Por que critérios técnicos importam mais do que preço
O preço da taxa de administração é o critério mais visível na seleção de uma administradora — e frequentemente o menos relevante no médio prazo. Uma taxa mais baixa oferecida por uma administradora sem estrutura técnica pode resultar em inadimplência mal gerida, prestações de contas incompletas ou atendimento inexistente em situações críticas. Esses custos indiretos tendem a superar amplamente a economia mensal obtida.
A lógica é direta: a administradora vai lidar com o dinheiro dos condôminos, com os contratos de trabalho dos funcionários do condomínio, com os prazos fiscais e com as obrigações legais do síndico. Um erro em qualquer dessas frentes pode gerar responsabilidade civil para o síndico e prejuízo financeiro para todos. Por isso, a avaliação técnica deve vir antes da negociação de preço — não ao mesmo tempo.
O art. 1.348, § 2º do Código Civil autoriza o síndico a transferir funções administrativas a terceiros mediante aprovação da assembleia.[1] Essa delegação não extingue a responsabilidade legal do síndico — apenas distribui a execução. Quem responde pelos erros da administradora perante os condôminos ainda é o síndico. Por isso, escolher bem é parte do papel do gestor.
Matriz de ponderação sugerida por categoria
Para tornar a avaliação comparável entre candidatas, é útil atribuir pesos às categorias antes de iniciar a análise. A tabela abaixo apresenta uma estrutura de referência — os pesos podem ser ajustados conforme a realidade e as prioridades do condomínio:
| Categoria de critério | Peso sugerido | Justificativa |
|---|---|---|
| Financeiro e contábil | 30% | Gestão do dinheiro é a entrega central da administradora |
| Pessoal e trabalhista | 20% | Folha e rescisões concentram os maiores riscos financeiros |
| Tecnologia e sistemas | 20% | Plataforma define a qualidade da transparência e do acesso do síndico |
| Atendimento e suporte | 20% | Responsividade impacta diretamente a rotina do síndico e dos moradores |
| Certificações e registro | 10% | Indicadores mínimos de idoneidade institucional |
Com essa estrutura, cada candidata recebe uma nota por categoria, ponderada pelo peso correspondente. O resultado é uma pontuação total que permite a comparação objetiva — e justifica a escolha perante o conselho fiscal e a assembleia.

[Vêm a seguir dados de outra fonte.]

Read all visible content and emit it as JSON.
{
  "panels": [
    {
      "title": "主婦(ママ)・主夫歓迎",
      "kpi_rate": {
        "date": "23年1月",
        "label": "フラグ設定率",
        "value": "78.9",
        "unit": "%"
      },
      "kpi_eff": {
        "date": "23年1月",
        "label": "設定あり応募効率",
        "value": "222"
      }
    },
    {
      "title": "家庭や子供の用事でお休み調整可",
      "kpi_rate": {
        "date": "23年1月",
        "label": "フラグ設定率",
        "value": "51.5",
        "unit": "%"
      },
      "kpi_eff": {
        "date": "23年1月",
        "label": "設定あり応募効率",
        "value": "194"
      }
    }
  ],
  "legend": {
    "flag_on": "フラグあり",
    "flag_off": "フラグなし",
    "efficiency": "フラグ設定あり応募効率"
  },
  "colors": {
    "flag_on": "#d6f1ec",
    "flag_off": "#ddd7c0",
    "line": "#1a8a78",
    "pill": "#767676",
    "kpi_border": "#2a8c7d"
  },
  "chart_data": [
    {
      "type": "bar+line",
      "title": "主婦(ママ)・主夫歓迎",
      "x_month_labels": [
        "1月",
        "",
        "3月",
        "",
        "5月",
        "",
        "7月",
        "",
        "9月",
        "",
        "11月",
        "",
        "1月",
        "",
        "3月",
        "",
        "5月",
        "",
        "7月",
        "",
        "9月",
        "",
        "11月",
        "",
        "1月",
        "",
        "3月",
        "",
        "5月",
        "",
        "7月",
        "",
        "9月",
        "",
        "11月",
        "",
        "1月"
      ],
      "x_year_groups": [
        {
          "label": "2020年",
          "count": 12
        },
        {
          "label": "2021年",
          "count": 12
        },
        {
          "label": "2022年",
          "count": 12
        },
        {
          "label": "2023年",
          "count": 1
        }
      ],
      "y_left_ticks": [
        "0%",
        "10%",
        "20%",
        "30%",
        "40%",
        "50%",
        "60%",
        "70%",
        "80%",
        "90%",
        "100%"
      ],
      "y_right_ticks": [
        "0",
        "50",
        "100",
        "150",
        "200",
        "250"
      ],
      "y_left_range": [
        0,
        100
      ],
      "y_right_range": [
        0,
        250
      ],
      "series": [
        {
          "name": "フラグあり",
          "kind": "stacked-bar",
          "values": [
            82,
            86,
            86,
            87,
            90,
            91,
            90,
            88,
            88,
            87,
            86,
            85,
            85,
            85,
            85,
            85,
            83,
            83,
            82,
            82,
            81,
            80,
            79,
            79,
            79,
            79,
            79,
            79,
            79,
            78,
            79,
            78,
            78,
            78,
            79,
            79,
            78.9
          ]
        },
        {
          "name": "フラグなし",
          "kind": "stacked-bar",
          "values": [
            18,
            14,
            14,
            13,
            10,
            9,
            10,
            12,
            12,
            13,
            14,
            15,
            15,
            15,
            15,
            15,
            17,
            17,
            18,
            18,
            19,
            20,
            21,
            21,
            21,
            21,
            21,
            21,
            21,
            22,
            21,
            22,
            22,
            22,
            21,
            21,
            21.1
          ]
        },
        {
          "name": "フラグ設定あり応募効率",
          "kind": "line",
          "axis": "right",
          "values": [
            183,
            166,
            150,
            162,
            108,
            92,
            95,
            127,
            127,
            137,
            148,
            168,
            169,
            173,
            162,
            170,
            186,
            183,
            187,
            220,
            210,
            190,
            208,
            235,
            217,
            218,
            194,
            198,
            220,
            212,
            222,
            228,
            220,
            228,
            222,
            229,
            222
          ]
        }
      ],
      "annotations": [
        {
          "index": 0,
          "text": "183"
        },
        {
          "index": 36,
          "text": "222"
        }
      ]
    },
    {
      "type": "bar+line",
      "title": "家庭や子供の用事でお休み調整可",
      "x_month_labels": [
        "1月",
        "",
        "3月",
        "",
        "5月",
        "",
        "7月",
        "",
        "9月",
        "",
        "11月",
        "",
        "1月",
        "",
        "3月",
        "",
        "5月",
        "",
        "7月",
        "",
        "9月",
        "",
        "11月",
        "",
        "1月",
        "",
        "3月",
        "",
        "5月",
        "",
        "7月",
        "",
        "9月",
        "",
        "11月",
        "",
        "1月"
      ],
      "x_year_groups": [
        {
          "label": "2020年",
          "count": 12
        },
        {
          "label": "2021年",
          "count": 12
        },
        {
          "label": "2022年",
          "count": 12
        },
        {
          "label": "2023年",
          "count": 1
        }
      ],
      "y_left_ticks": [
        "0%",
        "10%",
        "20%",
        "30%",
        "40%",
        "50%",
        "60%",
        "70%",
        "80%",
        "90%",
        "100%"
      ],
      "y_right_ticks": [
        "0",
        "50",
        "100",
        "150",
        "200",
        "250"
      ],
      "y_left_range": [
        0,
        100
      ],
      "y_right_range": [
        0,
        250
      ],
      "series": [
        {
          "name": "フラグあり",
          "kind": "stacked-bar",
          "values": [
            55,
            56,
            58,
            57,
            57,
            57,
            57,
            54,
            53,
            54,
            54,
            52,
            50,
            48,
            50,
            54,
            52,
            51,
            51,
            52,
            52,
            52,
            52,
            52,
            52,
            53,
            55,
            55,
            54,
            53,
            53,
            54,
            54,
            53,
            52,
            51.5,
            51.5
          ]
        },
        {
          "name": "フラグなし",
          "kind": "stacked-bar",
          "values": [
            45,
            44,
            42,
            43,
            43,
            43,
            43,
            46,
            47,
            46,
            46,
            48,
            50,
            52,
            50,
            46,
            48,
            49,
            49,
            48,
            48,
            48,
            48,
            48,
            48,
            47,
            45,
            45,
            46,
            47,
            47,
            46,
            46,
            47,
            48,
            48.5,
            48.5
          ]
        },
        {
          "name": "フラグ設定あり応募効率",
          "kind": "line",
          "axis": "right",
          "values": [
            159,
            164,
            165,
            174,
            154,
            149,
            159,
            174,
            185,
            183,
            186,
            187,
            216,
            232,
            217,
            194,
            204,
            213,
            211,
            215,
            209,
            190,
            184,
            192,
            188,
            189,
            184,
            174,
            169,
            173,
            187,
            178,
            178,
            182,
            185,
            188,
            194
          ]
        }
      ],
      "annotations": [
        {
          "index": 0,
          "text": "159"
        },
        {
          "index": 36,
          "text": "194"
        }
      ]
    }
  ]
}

Critérios financeiros e contábeis
A gestão financeira é a entrega mais crítica da administradora. Os critérios a verificar nessa categoria cobrem tanto a qualidade dos processos quanto a forma como a administradora trata o dinheiro que não é dela.
- Sistema de emissão e gestão de boletos: verificar qual banco ou plataforma emite os boletos, qual é o prazo de compensação e como são tratados os casos de pagamento fora do vencimento. Administradoras que trabalham com contas centralizadas — nos quais os recursos do condomínio passam pela conta da própria administradora antes de serem transferidos — representam um risco que merece atenção específica.
- Conta bancária em nome do condomínio: o modelo mais seguro é aquele em que o condomínio tem conta própria, em seu CNPJ, e a administradora opera como signatária autorizada — não como titular. Perguntar diretamente: o condomínio terá conta própria ou os recursos ficam na conta da administradora?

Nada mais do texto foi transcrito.